Lower interest rates as the Bangko Sentral ng Pilipinas (BSP) eases monetary policy would aid consumers battered by slowing economic growth across Asia-Pacific, according to the think tank Oxford Economics.
The BSP's rate cuts "will help household balance sheets, especially as debt levels rose over the pandemic," Oxford Economics chief Asia economist Arup Raha said in an email Thursday.
Across the region, "the Asian consumer faces two challenges on top of higher real rates: a slowdown in activity and hence incomes; and a need to rebuild savings after the pandemic," Raha noted in Oxford Economics' Sept. 5 report titled "Asia Pacific: Summertime blues foreshadow the slowdown."
The Monetary Board cut the key policy rate by 25 basis points to 6.25 percent last August, a move seen to have jump-started the BSP's easing cycle following the past two years' high inflation environment.
"But monetary policy takes time to really have an impact, so don’t expect much effect this year," Raha said.

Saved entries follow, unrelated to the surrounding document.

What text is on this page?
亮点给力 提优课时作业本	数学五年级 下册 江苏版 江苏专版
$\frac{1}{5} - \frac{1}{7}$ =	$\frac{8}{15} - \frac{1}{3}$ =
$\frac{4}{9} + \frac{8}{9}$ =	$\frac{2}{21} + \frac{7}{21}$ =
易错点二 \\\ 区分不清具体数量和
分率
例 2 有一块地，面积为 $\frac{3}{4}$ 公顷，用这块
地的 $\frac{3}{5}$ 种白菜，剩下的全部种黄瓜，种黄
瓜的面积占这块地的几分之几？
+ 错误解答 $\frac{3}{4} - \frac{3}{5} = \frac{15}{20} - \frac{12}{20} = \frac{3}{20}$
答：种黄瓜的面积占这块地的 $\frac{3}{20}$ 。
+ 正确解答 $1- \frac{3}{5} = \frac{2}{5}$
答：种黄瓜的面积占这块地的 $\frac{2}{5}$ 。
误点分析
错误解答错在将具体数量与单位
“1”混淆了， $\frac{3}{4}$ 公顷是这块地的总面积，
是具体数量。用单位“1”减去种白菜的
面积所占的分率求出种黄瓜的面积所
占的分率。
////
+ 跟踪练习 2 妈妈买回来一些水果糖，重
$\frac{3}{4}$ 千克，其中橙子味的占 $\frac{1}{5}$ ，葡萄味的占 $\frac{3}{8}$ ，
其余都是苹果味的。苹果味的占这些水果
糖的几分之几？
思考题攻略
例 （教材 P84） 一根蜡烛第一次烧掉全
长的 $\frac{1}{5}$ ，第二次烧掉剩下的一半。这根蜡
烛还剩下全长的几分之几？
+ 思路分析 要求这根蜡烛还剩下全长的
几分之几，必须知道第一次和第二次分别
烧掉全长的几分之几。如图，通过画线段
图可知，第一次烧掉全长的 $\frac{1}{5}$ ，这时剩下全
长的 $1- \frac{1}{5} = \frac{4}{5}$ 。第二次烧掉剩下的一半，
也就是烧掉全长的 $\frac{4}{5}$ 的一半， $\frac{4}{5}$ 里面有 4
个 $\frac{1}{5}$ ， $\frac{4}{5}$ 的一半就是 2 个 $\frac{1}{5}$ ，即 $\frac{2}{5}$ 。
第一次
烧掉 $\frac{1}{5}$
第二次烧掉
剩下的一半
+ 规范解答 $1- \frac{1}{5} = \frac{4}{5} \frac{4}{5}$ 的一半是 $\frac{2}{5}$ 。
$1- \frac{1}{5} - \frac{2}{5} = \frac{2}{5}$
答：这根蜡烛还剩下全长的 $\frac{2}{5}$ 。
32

"The good news is that the BSP, which was very hawkish, feels that inflation is under control and is confident enough to lower rates," Raha added.
Headline inflation fell to a seven-month low of 3.3 percent in August, bringing the end-August average rate to 3.6 percent, within the government's 3-4 percent target range of manageable year-on-year price hikes.
Year-to-date inflation is below the average of 5.8 percent in 2022 and six percent in 2023—the highest annual rate since the 8.2 percent recorded in 2008 at the height of the global financial crisis.
Elevated inflation was one reason why consumers were holding on to their hard-earned money, such that consumption shrank by 0.2 percent and 0.1 percent quarter-on-quarter during the first and second quarter, respectively, of 2024, Oxford Economics data showed. Private-sector and household consumption account for three-fourths of the Philippine economy.
While inflation eases, "we do expect consumption demand to moderate, but not by much," Raha said, adding that "as much of the consumption in the Philippines is on necessities, there isn’t scope to lower it."
With shrinking exports and "volatile" investment growth in the country, low quarter-on-quarter economic growth is expected to persist.
"We expect a slowdown across Asia and the Philippines is no exception," Raha said.
The quarter-on-quarter gross domestic product (GDP) growth in the Philippines had been slowing—to 0.5 percent in the second quarter of this year, compared with 1.1 percent in the first quarter, 1.9 percent in the fourth quarter of last year, and 2.8 percent in the third quarter of 2023.
Across the Asia-Pacific region, Raha noted in his report that "in quarter-on-quarter terms, consumption demand in the second quarter moderated in almost all countries, with Malaysia and India the notable exceptions."
"Taken together, it appears that not only has the slowdown arrived, it's also widespread... The rest of the economy across most of Asia is struggling. And given the need for balance sheet repair and the lack of powerful growth drivers, the slowdown, while not sharp, could be drawn out," Raha said.